Segal's military discipline — the attention to detail, the operational precision, the ability to execute under pressure — showed up in the way he built the business. The stores were meticulous. The sourcing was relentless. Crate & Barrel grew into a national chain that reshaped how Americans thought about furnishing a home.


7. H. Wayne Huizenga — Blockbuster, AutoNation, Waste Management

Huizenga served in the Army Reserve and came home to Fort Lauderdale with a single garbage truck and a route he'd bought with borrowed money. He built Waste Management into one of the largest waste-disposal companies in the country, then sold it and did the same thing with Blockbuster Video, then with AutoNation. He is the only person in American history to have founded three separate Fortune 500 companies.

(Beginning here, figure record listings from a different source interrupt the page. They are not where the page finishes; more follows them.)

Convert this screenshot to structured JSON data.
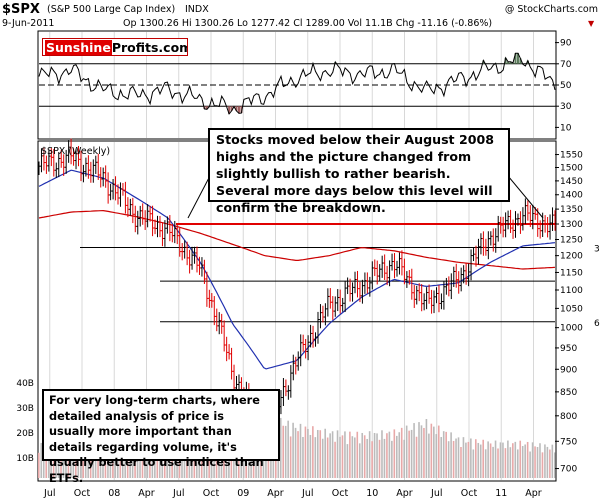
{
  "header": {
    "symbol": "$SPX",
    "description": "(S&P 500 Large Cap Index)",
    "exchange": "INDX",
    "copyright": "@ StockCharts.com",
    "date": "9-Jun-2011",
    "quote": "Op 1300.26  Hi 1300.26  Lo 1277.42  Cl 1289.00  Vol 11.1B  Chg -11.16 (-0.86%)",
    "change_arrow": "▼"
  },
  "logo": {
    "red": "Sunshine",
    "black": "Profits.com/FREE"
  },
  "panel_label": "$SPX (Weekly)",
  "notes": {
    "top": "Stocks moved below their August 2008 highs and the picture changed from slightly bullish to rather bearish. Several more days below this level will confirm the breakdown.",
    "bottom": "For very long-term charts, where detailed analysis of price is usually more important than details regarding volume, it's usually better to use indices than ETFs."
  },
  "colors": {
    "price_up": "#000000",
    "price_down": "#e00000",
    "ma_red": "#cc0000",
    "ma_blue": "#2030b0",
    "support": "#e00000",
    "volume": "#bbbbbb",
    "rsi": "#000000",
    "rsi_fill_high": "#5a7a5a",
    "rsi_fill_low": "#a06060"
  },
  "chart_data": [
    {
      "type": "line",
      "name": "RSI",
      "ylim": [
        0,
        100
      ],
      "y_ticks": [
        "10",
        "30",
        "50",
        "70",
        "90"
      ],
      "reference_lines": [
        30,
        50,
        70
      ],
      "x": [
        "2007-06",
        "2007-09",
        "2007-12",
        "2008-03",
        "2008-06",
        "2008-09",
        "2008-12",
        "2009-03",
        "2009-06",
        "2009-09",
        "2009-12",
        "2010-03",
        "2010-06",
        "2010-09",
        "2010-12",
        "2011-03",
        "2011-06"
      ],
      "values": [
        58,
        64,
        45,
        40,
        46,
        36,
        27,
        40,
        57,
        64,
        60,
        64,
        44,
        55,
        66,
        75,
        50
      ]
    },
    {
      "type": "candlestick",
      "name": "$SPX (Weekly)",
      "ylim": [
        680,
        1600
      ],
      "y_ticks": [
        "700",
        "750",
        "800",
        "850",
        "900",
        "950",
        "1000",
        "1050",
        "1100",
        "1150",
        "1200",
        "1250",
        "1300",
        "1350",
        "1400",
        "1450",
        "1500",
        "1550"
      ],
      "x_ticks": [
        "Jul",
        "Oct",
        "08",
        "Apr",
        "Jul",
        "Oct",
        "09",
        "Apr",
        "Jul",
        "Oct",
        "10",
        "Apr",
        "Jul",
        "Oct",
        "11",
        "Apr"
      ],
      "x": [
        "2007-06",
        "2007-09",
        "2007-12",
        "2008-03",
        "2008-06",
        "2008-09",
        "2008-12",
        "2009-03",
        "2009-06",
        "2009-09",
        "2009-12",
        "2010-03",
        "2010-06",
        "2010-09",
        "2010-12",
        "2011-03",
        "2011-06"
      ],
      "close": [
        1505,
        1540,
        1460,
        1330,
        1280,
        1160,
        890,
        760,
        920,
        1060,
        1115,
        1180,
        1060,
        1130,
        1260,
        1330,
        1289
      ],
      "ma_red": [
        1320,
        1340,
        1345,
        1325,
        1300,
        1270,
        1235,
        1200,
        1185,
        1200,
        1225,
        1215,
        1195,
        1180,
        1170,
        1160,
        1165
      ],
      "ma_blue": [
        1430,
        1490,
        1460,
        1390,
        1320,
        1180,
        1010,
        900,
        920,
        1010,
        1080,
        1130,
        1110,
        1120,
        1180,
        1230,
        1240
      ],
      "support_line": 1300,
      "horizontal_lines": [
        1225,
        1125,
        1015
      ],
      "right_labels": [
        "3",
        "6"
      ]
    },
    {
      "type": "bar",
      "name": "Volume",
      "y_ticks": [
        "10B",
        "20B",
        "30B",
        "40B"
      ],
      "x": [
        "2007-06",
        "2007-09",
        "2007-12",
        "2008-03",
        "2008-06",
        "2008-09",
        "2008-12",
        "2009-03",
        "2009-06",
        "2009-09",
        "2009-12",
        "2010-03",
        "2010-06",
        "2010-09",
        "2010-12",
        "2011-03",
        "2011-06"
      ],
      "values": [
        16,
        18,
        20,
        21,
        22,
        34,
        32,
        30,
        25,
        22,
        21,
        22,
        27,
        19,
        17,
        17,
        15
      ]
    }
  ]
}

Huizenga's military background instilled a systems-thinking approach that he applied to every industry he entered. He wasn't an innovator in the traditional sense — he didn't invent garbage collection or video rental or car dealerships. What he did was look at fragmented, inefficient industries and apply the kind of disciplined, scalable thinking that the military runs on. The results were extraordinary every single time.


The Thread That Connects Them

These seven men came from different wars, different branches, different backgrounds. What connects them isn't a business model or an industry or a particular kind of luck. It's a set of habits — forged under conditions most business school professors have never experienced — that turned out to translate with startling directness into building things that last.

Leadership under uncertainty. Operational discipline. The ability to motivate people who have every reason to quit. The willingness to make a call when the information is incomplete and the stakes are real.

Nobody teaches that in a classroom. Some people learn it in a war. And a few of those people come home and build something the rest of us use every single day.